European court judgement in Dianne Pretty case is welcomed
29 April 2002
European court judgement in Dianne Pretty case is welcomed London, 29 April 2002--The coalition of pro-life groups which has been involved in the case of Mrs Dianne Pretty has warmly welcomed today's unanimous judgement by seven judges in the European Court of Human Rights that there is no right to be helped to die. The coalition had serious concerns that the case could undermine the lives of vulnerable people and lead to the practice of euthanasia. In the Netherlands decisions by legal authorities have led to the widespread killing of patients on a voluntary and non-voluntary basis. The pro-life coalition intervened in the courts to argue that Mrs Pretty's case could critically undermine the right to life of disabled and elderly people with degenerative diseases. The coalition remains deeply concerned that other cases have been brought in such a way as not to allow interested parties to intervene. Judgements have been made which could adversely affect the right to life of disabled people without representative groups' being heard in court as they were in Mrs Pretty's case. The law Lords said it was very helpful to have the submissions from these representative groups.
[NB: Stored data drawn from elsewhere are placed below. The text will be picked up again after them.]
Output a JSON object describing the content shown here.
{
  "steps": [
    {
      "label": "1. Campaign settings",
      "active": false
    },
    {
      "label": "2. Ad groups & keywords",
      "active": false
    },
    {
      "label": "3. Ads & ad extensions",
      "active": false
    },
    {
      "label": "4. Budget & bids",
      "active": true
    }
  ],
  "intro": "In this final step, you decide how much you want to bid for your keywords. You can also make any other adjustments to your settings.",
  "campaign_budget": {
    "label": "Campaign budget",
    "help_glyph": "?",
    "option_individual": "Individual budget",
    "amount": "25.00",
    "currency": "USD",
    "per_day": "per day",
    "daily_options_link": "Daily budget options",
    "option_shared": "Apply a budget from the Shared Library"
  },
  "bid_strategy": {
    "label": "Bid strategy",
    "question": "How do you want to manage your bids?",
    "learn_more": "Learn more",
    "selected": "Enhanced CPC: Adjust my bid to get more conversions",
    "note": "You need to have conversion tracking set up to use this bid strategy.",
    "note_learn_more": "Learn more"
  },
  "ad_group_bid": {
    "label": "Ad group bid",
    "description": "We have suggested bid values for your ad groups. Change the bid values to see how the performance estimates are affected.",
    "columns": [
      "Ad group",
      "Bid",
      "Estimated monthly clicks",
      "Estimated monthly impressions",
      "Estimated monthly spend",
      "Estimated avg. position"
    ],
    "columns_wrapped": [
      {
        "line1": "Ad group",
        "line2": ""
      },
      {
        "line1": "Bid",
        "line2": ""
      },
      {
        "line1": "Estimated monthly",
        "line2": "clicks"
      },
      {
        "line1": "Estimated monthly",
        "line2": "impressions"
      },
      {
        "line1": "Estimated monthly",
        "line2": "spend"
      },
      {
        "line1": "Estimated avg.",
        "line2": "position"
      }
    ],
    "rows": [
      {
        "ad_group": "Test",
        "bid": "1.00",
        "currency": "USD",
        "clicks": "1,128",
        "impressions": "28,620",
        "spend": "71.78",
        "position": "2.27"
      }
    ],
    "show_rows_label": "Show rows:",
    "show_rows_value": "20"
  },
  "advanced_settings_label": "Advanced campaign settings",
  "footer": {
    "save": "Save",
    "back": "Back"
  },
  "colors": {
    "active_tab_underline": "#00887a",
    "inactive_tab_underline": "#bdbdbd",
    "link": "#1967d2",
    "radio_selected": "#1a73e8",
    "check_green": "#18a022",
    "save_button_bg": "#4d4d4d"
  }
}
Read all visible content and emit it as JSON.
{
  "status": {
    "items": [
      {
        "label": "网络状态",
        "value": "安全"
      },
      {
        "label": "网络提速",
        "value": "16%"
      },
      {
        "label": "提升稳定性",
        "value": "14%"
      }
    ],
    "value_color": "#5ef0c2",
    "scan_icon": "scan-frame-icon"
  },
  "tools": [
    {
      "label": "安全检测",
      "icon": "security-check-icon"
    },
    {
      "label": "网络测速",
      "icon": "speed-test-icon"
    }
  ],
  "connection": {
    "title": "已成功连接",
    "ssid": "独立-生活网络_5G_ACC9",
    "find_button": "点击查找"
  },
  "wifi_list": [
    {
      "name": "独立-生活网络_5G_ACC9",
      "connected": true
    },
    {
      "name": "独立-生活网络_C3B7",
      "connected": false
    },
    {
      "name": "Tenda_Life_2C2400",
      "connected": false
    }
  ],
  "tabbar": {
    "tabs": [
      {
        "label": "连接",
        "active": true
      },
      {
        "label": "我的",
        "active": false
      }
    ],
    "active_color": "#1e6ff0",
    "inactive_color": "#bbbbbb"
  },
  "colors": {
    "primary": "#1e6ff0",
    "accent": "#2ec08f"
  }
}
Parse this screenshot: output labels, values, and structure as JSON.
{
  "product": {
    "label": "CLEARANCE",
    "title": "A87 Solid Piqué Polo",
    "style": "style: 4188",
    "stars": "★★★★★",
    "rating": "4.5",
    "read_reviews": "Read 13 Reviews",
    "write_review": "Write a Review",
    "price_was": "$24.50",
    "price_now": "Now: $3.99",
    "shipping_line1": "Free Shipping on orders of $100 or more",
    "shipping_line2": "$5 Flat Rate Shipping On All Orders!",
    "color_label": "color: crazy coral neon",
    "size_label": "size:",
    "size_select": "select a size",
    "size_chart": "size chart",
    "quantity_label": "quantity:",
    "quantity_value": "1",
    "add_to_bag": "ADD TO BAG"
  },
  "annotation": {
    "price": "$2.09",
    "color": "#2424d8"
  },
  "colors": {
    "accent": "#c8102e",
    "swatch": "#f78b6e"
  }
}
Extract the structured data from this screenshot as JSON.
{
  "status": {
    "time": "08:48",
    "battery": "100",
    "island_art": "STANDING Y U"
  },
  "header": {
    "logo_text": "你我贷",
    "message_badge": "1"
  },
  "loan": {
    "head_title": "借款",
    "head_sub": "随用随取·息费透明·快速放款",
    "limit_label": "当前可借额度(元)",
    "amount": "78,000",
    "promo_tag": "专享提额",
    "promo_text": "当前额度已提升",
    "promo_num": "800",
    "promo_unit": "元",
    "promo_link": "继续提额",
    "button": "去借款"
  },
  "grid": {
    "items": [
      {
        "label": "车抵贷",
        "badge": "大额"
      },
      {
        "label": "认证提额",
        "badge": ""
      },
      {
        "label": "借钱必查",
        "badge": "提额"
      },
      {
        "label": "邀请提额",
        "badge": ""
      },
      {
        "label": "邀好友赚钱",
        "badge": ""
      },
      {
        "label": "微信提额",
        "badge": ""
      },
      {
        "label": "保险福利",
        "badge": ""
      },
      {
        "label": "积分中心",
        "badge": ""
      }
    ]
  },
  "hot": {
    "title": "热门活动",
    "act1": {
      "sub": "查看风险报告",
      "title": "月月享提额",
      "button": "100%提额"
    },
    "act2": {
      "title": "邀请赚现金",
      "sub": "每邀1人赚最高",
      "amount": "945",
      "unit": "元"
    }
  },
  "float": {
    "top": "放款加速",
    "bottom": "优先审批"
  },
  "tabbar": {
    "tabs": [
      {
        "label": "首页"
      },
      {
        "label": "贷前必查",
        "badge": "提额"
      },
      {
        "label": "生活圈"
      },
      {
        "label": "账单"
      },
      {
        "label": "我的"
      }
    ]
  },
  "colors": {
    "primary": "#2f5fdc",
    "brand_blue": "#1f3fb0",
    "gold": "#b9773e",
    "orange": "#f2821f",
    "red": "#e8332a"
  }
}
In 2000 there was a virtual consensus against assisted suicide at a conference organised by the British Medical Association. Those who backed Mrs Pretty's case appear to have had a wrong understanding both of motor neurone disease (MND) and of the palliative care available to terminal sufferers of the condition. The pro-life coalition was not allowed to submit evidence provided by Dr Nigel Sykes, a leading expert in palliative care for MND sufferers, but this evidence can now be obtained from SPUC, which is part of the coalition.